Why young people are scared of starting a business and why franchising could be a safe route to entrepreneurship


We recently came across a report commissioned by Google which revealed that the majority of young people surveyed wouldn’t be interested in starting their own business. More specifically, four out of five of the 1,000 15- to 18-year-olds who took part in the survey said that they would rather work for a well-established company, while 50% said that they did not want to take any risks when it comes to their income.

A combination of debt, unemployment and rising house prices is limiting the prospects of millions of young people across the country and even though those living in the UK have better prospects compared to other European countries, this will be the first generation which will be poorer than their parents. This, combined with the start-up failure rates and uncertainty over the future economy, can make a lot of young people find the idea of setting out on their own without any support daunting.

However, when it comes to the entrepreneurial spirit of the country’s younger generations, it’s not all doom and gloom. Following the recent statistics of its latest survey which revealed that over the last two years almost one in five new franchisees has been aged under 30, the British Franchise Association recently launched its ‘In Business by 30’ campaign to celebrate young people who have invested in franchises across a wide range of sectors to build successful businesses.

So what makes franchising so appealing to young people and is it the safest route into entrepreneurship?

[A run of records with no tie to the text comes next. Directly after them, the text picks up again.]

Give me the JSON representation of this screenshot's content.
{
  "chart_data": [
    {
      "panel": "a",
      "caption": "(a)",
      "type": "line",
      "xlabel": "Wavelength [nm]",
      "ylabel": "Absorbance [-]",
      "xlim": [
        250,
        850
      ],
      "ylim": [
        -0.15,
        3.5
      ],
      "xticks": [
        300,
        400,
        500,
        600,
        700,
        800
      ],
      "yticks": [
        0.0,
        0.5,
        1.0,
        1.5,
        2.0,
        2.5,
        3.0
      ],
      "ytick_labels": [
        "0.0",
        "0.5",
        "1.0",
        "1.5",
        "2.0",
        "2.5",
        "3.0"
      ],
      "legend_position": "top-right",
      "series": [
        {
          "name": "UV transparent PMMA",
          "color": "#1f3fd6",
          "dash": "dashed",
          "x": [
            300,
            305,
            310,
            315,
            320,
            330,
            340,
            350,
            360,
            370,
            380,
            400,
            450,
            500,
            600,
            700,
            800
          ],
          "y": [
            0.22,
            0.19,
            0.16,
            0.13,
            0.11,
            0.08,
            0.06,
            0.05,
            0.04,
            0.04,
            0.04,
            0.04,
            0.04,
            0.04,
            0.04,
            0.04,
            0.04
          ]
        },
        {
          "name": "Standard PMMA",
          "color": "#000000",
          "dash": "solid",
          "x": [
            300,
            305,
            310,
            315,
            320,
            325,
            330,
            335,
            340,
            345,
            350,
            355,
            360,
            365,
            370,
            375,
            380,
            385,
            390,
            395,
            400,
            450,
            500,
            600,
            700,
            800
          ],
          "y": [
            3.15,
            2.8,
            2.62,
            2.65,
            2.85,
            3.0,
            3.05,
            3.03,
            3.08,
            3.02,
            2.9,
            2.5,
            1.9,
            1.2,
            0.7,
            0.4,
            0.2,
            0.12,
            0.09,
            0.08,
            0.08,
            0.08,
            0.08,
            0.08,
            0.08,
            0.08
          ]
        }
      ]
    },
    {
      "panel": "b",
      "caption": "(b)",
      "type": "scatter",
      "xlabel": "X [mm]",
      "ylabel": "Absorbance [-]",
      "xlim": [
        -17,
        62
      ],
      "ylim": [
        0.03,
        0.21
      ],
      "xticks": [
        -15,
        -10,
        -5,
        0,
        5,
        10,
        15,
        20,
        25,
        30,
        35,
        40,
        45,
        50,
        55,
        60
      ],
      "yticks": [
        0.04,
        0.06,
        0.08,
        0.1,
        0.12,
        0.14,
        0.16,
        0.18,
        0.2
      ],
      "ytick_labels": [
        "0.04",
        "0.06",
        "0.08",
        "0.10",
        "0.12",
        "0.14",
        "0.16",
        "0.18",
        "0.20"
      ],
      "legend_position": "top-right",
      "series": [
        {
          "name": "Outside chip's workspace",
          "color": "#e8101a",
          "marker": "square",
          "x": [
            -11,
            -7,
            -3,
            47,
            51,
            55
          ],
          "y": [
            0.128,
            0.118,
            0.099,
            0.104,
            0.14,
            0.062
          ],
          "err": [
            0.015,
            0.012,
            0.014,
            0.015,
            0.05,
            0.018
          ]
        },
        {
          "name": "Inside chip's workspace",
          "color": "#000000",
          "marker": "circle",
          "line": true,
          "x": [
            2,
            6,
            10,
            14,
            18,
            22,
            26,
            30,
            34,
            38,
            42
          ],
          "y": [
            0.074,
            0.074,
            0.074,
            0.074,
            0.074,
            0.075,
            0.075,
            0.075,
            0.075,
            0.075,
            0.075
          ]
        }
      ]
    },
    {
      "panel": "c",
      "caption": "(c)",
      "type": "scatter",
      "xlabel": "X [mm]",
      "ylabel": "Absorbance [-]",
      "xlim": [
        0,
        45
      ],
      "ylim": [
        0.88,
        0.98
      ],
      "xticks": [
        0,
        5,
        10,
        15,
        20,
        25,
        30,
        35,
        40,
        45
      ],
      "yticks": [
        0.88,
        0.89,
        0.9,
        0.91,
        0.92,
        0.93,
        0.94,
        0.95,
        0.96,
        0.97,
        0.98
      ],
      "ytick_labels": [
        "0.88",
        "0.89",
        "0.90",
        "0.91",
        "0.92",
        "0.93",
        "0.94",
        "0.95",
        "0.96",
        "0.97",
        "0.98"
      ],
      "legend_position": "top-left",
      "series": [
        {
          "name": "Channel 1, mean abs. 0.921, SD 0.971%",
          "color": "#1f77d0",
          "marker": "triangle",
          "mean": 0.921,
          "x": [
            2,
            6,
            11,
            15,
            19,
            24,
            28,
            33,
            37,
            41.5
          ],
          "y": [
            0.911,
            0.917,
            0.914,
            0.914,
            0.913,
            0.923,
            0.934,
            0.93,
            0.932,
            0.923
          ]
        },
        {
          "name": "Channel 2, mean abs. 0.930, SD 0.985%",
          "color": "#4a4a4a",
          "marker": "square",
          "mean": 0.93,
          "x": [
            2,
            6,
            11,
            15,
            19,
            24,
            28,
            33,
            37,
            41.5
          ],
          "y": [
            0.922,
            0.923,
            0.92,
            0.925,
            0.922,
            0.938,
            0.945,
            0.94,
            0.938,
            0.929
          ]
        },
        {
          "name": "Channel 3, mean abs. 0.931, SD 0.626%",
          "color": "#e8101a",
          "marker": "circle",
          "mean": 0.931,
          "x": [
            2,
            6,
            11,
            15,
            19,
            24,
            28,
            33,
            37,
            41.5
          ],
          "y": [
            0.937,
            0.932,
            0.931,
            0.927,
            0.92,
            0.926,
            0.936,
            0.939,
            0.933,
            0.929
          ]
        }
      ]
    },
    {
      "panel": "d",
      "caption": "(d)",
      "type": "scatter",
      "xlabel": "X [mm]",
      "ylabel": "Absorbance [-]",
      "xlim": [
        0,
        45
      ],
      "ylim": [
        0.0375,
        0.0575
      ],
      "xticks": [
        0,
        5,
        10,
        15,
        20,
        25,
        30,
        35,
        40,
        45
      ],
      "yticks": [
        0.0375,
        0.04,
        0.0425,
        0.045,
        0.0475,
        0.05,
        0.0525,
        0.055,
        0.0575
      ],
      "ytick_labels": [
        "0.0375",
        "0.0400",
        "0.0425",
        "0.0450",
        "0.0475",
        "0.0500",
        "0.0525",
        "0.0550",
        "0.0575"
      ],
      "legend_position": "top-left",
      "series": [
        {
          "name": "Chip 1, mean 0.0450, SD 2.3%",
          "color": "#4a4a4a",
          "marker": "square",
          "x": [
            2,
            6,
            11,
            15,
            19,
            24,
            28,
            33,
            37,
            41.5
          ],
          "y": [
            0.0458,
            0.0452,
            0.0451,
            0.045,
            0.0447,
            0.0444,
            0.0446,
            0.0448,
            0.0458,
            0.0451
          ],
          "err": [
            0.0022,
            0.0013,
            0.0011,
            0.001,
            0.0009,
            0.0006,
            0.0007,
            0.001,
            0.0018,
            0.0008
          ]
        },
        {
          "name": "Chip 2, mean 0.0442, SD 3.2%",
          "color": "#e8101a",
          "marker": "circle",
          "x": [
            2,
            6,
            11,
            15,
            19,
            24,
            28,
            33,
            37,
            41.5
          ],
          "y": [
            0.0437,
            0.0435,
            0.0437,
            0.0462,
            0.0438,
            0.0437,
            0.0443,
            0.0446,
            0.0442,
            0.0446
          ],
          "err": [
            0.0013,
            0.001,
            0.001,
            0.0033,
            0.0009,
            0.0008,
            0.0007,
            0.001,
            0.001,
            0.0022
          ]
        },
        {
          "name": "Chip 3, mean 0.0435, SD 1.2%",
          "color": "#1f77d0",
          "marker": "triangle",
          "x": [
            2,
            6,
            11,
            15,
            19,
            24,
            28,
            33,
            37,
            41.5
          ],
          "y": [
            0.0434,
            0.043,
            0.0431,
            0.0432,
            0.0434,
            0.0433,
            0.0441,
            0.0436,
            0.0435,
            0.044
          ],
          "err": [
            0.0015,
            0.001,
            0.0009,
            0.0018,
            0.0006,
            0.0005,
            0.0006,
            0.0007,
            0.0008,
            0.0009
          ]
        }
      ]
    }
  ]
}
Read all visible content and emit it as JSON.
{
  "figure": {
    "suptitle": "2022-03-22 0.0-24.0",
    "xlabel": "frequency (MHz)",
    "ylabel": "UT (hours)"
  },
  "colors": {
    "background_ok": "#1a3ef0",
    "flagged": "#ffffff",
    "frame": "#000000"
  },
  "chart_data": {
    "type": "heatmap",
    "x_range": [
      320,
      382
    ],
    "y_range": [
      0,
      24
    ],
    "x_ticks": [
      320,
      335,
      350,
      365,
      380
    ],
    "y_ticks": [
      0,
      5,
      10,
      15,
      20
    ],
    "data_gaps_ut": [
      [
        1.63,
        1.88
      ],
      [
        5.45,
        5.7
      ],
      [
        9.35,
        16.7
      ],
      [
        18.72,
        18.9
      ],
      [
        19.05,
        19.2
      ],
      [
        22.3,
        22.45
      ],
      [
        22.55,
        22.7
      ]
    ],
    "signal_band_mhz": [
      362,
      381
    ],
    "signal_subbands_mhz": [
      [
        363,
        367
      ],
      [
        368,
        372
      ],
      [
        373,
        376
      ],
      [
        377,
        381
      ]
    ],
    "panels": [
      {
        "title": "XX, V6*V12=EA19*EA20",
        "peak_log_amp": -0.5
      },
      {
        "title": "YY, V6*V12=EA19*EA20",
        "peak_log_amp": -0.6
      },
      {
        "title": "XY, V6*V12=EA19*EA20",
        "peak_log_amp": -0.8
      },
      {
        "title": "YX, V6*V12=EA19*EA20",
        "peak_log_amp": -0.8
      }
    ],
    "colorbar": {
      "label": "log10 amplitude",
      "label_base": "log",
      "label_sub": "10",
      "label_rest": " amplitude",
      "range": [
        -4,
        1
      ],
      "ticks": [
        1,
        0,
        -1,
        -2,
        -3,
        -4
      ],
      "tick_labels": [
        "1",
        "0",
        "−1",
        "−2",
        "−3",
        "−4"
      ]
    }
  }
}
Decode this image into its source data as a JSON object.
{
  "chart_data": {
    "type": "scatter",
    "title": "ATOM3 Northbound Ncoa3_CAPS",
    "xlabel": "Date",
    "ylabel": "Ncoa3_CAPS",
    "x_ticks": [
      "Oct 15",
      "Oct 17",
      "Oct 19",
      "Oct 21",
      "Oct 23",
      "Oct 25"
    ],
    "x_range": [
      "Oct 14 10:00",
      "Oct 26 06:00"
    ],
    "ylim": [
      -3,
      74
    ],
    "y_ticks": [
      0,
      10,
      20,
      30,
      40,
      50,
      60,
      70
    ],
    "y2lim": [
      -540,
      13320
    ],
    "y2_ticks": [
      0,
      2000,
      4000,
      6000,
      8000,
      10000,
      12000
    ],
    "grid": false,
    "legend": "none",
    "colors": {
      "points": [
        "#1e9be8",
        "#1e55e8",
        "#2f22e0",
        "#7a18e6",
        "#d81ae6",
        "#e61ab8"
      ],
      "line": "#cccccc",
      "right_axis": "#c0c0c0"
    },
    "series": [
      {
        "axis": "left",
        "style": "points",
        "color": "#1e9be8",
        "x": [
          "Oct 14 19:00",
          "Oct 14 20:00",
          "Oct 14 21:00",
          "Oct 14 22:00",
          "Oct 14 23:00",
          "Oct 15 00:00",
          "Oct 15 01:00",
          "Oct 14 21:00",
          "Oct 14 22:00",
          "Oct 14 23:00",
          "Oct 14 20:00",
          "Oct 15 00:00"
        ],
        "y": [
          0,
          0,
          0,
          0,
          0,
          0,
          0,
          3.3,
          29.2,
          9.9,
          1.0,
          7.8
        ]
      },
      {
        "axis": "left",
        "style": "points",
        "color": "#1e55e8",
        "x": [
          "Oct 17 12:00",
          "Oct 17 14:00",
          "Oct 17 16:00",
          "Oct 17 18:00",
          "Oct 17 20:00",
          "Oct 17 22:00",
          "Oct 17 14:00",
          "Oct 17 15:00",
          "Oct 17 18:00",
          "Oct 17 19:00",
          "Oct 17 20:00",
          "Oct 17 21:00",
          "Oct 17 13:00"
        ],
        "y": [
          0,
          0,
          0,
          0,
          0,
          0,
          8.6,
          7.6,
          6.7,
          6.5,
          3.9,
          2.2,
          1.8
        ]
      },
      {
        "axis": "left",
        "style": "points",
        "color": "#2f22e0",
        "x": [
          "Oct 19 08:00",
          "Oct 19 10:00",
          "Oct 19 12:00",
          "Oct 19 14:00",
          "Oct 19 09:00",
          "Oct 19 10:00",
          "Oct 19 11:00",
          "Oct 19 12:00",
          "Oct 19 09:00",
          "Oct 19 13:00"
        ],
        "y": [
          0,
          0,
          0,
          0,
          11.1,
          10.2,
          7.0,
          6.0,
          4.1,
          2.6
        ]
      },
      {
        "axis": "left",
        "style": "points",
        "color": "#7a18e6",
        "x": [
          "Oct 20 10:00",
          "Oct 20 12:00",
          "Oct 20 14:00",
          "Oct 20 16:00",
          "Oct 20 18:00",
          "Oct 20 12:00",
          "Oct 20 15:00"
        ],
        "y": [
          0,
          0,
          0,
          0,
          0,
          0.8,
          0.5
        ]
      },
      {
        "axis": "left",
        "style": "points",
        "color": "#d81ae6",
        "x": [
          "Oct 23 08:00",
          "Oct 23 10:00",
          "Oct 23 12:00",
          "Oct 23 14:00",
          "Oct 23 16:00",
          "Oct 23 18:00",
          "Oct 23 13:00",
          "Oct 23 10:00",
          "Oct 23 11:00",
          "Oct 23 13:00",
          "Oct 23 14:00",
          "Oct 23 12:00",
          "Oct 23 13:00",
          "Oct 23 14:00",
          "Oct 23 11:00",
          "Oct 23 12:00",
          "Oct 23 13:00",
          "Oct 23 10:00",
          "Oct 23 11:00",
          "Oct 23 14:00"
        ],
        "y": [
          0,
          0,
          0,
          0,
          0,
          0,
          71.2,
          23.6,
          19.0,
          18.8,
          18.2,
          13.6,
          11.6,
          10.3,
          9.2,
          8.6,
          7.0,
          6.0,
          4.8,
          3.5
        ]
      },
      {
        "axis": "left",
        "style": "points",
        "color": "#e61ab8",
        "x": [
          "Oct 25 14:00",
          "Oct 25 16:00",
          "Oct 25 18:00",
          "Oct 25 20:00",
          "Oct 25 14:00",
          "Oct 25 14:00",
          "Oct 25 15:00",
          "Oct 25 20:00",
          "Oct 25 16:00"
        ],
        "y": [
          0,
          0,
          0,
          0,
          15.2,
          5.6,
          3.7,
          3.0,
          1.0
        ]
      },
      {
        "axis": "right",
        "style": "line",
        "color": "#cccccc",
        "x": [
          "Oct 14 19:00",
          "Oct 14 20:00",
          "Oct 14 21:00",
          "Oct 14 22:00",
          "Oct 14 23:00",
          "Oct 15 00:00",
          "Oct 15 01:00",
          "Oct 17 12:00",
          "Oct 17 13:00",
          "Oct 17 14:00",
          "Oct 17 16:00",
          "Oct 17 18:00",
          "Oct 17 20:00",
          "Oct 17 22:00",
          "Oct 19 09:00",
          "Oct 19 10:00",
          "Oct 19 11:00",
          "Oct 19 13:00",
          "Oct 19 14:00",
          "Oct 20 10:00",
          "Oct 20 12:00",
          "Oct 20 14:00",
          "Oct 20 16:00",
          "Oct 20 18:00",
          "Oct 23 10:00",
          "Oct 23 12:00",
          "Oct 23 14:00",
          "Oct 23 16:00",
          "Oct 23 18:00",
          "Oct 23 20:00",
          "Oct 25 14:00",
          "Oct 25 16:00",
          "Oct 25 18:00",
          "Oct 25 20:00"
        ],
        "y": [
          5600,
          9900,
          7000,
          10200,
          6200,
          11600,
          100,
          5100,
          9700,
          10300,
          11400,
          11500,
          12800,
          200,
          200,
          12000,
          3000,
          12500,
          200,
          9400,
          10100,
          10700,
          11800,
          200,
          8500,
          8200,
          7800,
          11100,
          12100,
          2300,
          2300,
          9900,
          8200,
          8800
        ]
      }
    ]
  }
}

Franchising can offer a great opportunity to those who want to build a successful business but don’t necessarily want to tap into something which is new and untested in the market. It gives people access to an already established brand and all the benefits that come with it, which means they can hit the ground running instead of coming up with the ‘next big thing’ and trying to find the best way to market it. For young people who are concerned about risk and instability, this can offer reassurance.

Another really important factor which makes franchising particularly appealing to young people and is key to their success, is the ongoing training and support. According to research from ACAS, young people’s success when entering the work market is not just shaped by their skillset and personality traits but also influenced by the support they receive from management. Also, the relationship between young people and management is a critical factor in early career experience.

When starting out on your own if you require support or are looking to develop new skills, you have to actively look for a suitable mentor or training courses. The beauty of being part of an efficient franchise operation is that you are your own boss and are responsible for yourself, however you get ongoing training and support from the head office. An added benefit is that when you’re part of a wider network, there will always be someone else who has almost certainly encountered any situation you will come across giving you the ability to access a ready supply of advice, encouragement and practical examples of how to deal with issues you may face. This may be informal, but it’s also a vital part of the training and learning process.

Buying a franchise may sound like a serious investment to make when you’re still young but it can definitely help you build a bright future for yourself in an economy where many people are either unemployed, underemployed or underpaid. If you are a young person with entrepreneurial spirit but are uncertain about setting out on your own, taking the leap into franchising may be the best option.